Jun 6, 2010, 10:00 AM EDT
Talking to a Celtics blogger last night, he was pretty candid about how Gasol-Garnett I wound up. “(Gasol) murdered him.” Reds Army was still confident the Celtics would rebound naturally (both literally and figuratively), but the cold hard facts can’t escape even the most stout Boston fans.
Pau Gasol railroaded Garnett on his way to eight offensive rebounds and a masterful offensive performance, showing every component you could ask for from your power forward. The question will be in Game 2, after all the jibber jabber, how both of these players respond to how Game 1 went.
If Gasol gets confident, feeling he’ll be able to repeat his Game 1 performance without a fight, he’s probably got another thing coming. KG may not be as “explosive” as he once was, but he is as tough, physical, and savvy as he’s ever been. Combine that with the new Bulls head coach’s work, and Gasol could be in for a rough day.
On the other hand, there’s nothing surprising about what Gasol did, not really. He’s the most skilled big man in the game (while Dwight Howard may be the best all around, I doubt anyone would argue that Gasol’s skill level is off the charts), and everything he did was well within his wheelhouse. We can get wrapped up in all the talk about toughness and pride, but at the end of the day, Gasol’s skills are in their prime while KG’s are on a down slide.

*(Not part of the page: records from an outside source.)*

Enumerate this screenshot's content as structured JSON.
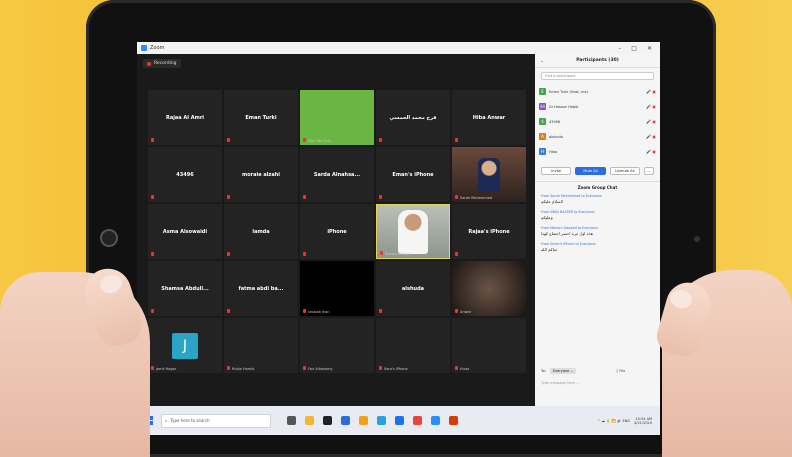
{
  "window": {
    "title": "Zoom",
    "ctrl_min": "–",
    "ctrl_max": "□",
    "ctrl_close": "✕"
  },
  "recording": {
    "label": "Recording"
  },
  "tiles": [
    {
      "label": "Rajaa Al Amri",
      "style": "plain"
    },
    {
      "label": "Eman Turki",
      "style": "plain"
    },
    {
      "label": "",
      "style": "green",
      "caption": "Zain Ibn Eeh..."
    },
    {
      "label": "قرح محمد الحمسي",
      "style": "plain"
    },
    {
      "label": "Hiba Anwar",
      "style": "plain"
    },
    {
      "label": "43496",
      "style": "plain"
    },
    {
      "label": "moraie alzahi",
      "style": "plain"
    },
    {
      "label": "Sarda Alnahsa...",
      "style": "plain"
    },
    {
      "label": "Eman's iPhone",
      "style": "plain"
    },
    {
      "label": "",
      "style": "photo",
      "caption": "Sarah Mohammad"
    },
    {
      "label": "Asma Alsowaidi",
      "style": "plain"
    },
    {
      "label": "lamda",
      "style": "plain"
    },
    {
      "label": "iPhone",
      "style": "plain"
    },
    {
      "label": "",
      "style": "speaker",
      "caption": "Sheikh Ahmad"
    },
    {
      "label": "Rajaa's iPhone",
      "style": "plain"
    },
    {
      "label": "Shamsa Abdull...",
      "style": "plain"
    },
    {
      "label": "fatma abdi ba...",
      "style": "plain"
    },
    {
      "label": "",
      "style": "blackcard",
      "caption": "shubab jhan"
    },
    {
      "label": "alshuda",
      "style": "plain"
    },
    {
      "label": "",
      "style": "warm",
      "caption": "Anwar"
    },
    {
      "label": "J",
      "style": "avatar",
      "caption": "Jamil Hagar"
    },
    {
      "label": "",
      "style": "plain",
      "caption": "Rubia Hamid"
    },
    {
      "label": "",
      "style": "plain",
      "caption": "Fair Alhashmy"
    },
    {
      "label": "",
      "style": "plain",
      "caption": "Sara's iPhone"
    },
    {
      "label": "",
      "style": "plain",
      "caption": "Huda"
    }
  ],
  "participants": {
    "title": "Participants (30)",
    "collapse": "⌄",
    "search_placeholder": "Find a participant",
    "list": [
      {
        "initial": "E",
        "color": "#45a34a",
        "name": "Eman Turki (Host, me)",
        "icons": "🎤 ▣"
      },
      {
        "initial": "AA",
        "color": "#8a4fb8",
        "name": "Dr Hassan Habib",
        "icons": "🎤 ▣"
      },
      {
        "initial": "4",
        "color": "#45a34a",
        "name": "43496",
        "icons": "🎤 ▣"
      },
      {
        "initial": "A",
        "color": "#e07b21",
        "name": "alshuda",
        "icons": "🎤 ▣"
      },
      {
        "initial": "H",
        "color": "#3a7bd5",
        "name": "Hiba",
        "icons": "🎤 ▣"
      }
    ],
    "btn_invite": "Invite",
    "btn_mute_all": "Mute All",
    "btn_unmute_all": "Unmute All",
    "btn_more": "..."
  },
  "chat": {
    "title": "Zoom Group Chat",
    "messages": [
      {
        "from": "From Sarah Mohammad to Everyone:",
        "text": "السلام عليكم"
      },
      {
        "from": "From IMAN NASSER to Everyone:",
        "text": "وعليكم"
      },
      {
        "from": "From Mariam Alsayed to Everyone:",
        "text": "هذه اول مرة احضر اجتماع كهذا"
      },
      {
        "from": "From Eman's iPhone to Everyone:",
        "text": "حياكم الله"
      }
    ],
    "to_label": "To:",
    "to_value": "Everyone ⌄",
    "file_label": "▯ File",
    "input_placeholder": "Type message here ..."
  },
  "taskbar": {
    "search_placeholder": "Type here to search",
    "time": "10:54 AM",
    "date": "4/21/2020",
    "tray_icons": "^ ☁ 🔋 📶 🔊 ENG"
  }
}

Perhaps most concerning for the Celtics is their lack of an alternative. Glen Davis can’t properly check Gasol’s length, speed, or versatility and would foul out before he could even order his tenth hotdog. Rasheed Wallace is somewhat of a better fit, but again, physically doesn’t have it in him to match up. The Celtics are facing a problem they may just have to live with. Which is fine, that’ usually an element in any playoff matchup. You can let a great player be great, as long as you shut down the rest of the team.
The problem is that the Celtics already are facing a guy like that in Kobe Bryant. Having two guys you just have to “accept” are going to kill you changes things from vulnerability management to “pain therapy.”
Gasol could very well have an off night tonight. But if he doesn’t, it’s difficult to see from here how the Celtics would be able to counter. That’s what happens after every game in the playoffs. We can’t see things shifting from how they were ten minutes ago.